The current building was constructed in 1814, making it the fifth oldest church building in the city.

The buildings design was inspired by Baltimore Basilica in Baltimore, Maryland.It contains a number of Scottish symbols in the stained glass windows and a symbol of Scotland – the thistle, on the wrought iron grilles. The building was built by Scottish brothers John and James Gordon. Their building replaced an earlier, wooden church, whose location is marked in the churchyard with tartan flags.

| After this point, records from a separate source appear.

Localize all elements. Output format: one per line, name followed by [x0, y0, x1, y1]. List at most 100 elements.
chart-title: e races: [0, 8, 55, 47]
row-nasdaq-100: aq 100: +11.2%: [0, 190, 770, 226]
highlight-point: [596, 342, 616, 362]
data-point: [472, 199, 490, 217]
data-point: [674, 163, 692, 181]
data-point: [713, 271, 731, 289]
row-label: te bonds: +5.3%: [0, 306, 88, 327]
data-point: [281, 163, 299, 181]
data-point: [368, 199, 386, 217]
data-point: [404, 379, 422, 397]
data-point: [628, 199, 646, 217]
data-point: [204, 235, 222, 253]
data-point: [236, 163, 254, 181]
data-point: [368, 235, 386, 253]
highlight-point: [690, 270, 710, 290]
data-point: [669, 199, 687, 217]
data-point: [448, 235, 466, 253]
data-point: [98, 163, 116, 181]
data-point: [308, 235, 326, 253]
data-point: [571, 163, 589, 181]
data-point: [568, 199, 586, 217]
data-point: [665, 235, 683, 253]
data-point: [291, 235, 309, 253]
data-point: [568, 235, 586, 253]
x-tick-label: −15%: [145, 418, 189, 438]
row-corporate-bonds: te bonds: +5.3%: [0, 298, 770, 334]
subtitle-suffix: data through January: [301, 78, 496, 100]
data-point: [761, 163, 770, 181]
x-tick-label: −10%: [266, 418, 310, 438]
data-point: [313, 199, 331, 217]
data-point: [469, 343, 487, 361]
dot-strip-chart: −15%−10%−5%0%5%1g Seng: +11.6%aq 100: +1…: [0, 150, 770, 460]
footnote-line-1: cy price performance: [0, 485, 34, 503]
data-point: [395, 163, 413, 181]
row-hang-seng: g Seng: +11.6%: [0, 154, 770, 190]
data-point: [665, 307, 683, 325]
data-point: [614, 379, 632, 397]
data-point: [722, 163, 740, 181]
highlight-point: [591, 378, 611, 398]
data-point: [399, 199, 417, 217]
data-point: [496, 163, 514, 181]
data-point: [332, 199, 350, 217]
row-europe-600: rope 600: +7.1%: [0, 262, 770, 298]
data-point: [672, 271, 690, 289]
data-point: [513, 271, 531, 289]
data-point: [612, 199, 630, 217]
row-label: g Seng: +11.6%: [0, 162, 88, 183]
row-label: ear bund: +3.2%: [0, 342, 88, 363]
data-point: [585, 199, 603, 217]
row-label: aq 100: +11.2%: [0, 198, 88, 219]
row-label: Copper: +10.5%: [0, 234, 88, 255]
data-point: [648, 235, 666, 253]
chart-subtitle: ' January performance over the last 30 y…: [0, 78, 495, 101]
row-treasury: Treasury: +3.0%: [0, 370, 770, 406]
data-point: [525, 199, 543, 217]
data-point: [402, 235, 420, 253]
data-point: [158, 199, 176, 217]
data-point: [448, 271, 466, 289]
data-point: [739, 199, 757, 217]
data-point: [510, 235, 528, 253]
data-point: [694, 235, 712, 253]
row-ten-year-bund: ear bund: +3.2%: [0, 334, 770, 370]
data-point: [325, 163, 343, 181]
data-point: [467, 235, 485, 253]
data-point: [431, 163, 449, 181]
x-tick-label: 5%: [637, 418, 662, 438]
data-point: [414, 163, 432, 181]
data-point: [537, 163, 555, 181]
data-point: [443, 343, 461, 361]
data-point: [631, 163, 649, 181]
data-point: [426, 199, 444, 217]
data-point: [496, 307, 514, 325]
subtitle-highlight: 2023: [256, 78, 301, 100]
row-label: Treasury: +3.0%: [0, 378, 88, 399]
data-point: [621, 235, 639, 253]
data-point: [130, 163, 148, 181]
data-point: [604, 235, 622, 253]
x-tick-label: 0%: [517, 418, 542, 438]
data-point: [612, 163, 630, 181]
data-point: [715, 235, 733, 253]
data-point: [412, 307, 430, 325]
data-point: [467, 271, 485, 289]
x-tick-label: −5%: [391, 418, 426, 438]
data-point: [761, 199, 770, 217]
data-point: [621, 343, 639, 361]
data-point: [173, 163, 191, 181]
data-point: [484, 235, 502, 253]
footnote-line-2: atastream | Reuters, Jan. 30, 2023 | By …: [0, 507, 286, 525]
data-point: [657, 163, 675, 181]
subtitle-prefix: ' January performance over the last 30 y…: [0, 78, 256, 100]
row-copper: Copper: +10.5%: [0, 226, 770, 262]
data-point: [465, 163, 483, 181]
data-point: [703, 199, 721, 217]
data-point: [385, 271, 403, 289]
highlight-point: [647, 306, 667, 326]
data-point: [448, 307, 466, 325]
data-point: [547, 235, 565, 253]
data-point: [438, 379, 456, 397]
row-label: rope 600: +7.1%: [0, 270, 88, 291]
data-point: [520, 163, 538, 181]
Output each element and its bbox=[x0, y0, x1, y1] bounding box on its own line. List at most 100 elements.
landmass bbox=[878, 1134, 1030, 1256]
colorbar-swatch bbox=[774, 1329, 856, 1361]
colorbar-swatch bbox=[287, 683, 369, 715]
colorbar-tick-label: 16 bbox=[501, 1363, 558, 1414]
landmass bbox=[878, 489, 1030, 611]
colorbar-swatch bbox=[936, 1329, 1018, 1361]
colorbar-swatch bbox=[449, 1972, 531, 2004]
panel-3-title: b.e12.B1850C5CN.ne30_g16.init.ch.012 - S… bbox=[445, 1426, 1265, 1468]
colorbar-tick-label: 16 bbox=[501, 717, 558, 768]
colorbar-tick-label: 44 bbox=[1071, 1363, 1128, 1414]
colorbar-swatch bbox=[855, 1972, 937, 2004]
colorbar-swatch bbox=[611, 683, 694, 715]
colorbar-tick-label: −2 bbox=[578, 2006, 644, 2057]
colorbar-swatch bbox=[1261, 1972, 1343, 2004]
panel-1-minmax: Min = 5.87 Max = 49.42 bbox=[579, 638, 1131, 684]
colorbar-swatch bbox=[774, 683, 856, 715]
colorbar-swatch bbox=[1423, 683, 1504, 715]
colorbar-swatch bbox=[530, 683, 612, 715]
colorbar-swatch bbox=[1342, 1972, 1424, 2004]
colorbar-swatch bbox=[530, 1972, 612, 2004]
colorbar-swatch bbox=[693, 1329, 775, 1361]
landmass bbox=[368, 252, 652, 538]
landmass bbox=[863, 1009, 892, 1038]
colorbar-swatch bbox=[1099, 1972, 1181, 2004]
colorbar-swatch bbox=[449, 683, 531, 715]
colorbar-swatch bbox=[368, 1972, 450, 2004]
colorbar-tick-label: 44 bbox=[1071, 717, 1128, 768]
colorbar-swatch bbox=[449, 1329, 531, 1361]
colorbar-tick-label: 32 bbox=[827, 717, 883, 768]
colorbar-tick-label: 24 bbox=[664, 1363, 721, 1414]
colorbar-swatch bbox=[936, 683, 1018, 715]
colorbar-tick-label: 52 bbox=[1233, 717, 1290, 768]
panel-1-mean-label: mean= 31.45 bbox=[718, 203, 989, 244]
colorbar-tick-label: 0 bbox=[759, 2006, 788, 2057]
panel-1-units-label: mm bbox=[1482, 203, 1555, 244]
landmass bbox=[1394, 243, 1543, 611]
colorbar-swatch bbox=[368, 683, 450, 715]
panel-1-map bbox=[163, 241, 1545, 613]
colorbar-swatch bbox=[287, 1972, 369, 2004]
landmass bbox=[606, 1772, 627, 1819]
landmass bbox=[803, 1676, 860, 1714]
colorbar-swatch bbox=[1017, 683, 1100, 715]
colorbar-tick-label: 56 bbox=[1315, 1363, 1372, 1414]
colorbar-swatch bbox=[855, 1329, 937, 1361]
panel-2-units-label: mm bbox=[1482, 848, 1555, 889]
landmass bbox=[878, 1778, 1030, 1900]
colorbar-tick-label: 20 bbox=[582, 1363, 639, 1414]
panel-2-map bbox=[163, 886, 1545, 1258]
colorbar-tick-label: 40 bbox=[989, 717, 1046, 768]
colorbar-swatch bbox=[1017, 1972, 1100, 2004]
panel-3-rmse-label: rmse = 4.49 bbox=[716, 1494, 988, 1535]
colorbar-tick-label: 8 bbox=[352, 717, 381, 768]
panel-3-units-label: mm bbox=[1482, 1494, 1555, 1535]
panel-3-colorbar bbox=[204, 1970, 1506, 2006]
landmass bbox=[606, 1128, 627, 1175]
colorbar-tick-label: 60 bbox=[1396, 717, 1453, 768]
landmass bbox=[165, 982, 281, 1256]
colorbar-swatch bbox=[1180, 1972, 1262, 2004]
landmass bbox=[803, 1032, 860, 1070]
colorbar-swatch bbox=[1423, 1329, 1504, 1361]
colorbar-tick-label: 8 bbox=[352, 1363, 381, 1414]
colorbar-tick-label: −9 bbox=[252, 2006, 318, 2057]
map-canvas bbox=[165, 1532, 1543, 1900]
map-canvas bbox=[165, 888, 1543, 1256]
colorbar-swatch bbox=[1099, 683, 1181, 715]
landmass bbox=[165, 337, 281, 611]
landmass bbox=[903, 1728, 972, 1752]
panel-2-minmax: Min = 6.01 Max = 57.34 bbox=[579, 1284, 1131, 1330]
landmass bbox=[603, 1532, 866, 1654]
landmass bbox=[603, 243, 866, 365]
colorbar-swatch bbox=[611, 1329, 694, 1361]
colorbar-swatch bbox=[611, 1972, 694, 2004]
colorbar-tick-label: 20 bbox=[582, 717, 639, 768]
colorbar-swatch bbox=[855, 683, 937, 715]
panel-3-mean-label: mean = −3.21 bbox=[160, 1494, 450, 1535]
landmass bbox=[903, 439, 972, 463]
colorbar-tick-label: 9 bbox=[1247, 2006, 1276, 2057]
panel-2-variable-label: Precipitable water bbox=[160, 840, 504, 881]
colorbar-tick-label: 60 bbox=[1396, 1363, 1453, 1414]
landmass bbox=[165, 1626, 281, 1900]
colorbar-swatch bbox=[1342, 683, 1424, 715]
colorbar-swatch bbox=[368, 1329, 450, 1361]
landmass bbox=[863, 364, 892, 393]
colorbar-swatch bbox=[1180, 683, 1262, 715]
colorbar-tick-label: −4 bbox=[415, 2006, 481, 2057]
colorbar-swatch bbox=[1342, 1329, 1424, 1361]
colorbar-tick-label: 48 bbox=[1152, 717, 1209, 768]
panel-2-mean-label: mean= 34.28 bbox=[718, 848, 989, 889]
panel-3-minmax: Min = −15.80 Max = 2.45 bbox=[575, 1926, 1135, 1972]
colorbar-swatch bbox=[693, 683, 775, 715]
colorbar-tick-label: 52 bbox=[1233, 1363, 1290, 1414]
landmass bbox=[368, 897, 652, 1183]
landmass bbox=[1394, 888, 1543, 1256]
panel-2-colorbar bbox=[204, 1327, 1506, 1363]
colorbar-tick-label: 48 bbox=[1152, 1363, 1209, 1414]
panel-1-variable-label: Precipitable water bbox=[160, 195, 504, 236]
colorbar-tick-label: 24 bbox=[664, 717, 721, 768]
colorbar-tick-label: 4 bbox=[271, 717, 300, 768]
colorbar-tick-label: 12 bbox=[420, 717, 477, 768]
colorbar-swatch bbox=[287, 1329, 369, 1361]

The church has two bell towers, but its bells were donated to the military during the Civil War. For years after, the story was told that the bells were never replaced to honor the Confederate dead. In 1999, a bell, built in 1814, was reinstalled in the northern tower. St. Johns Church in Preston, Lancashire, England, had had eight bells in its own historic church, but no longer needed them when a replacement set was acquired. One bell had been damaged, but seven were passed to a British bell company. First Scots made plans to bring the seven working bells to Charleston and hang them in their towers. The southern tower, however, was found to be too weakened from the 1886 Charleston earthquake to support the six smaller bells. Still, the largest of the bells from St. Johns was hung in the northern tower. The bell - which weighs 1,470 pounds and is 43 inches in diameter, was funded in large part by congregant Bonnie Workman; the bell is named "Bonnie" in her honor.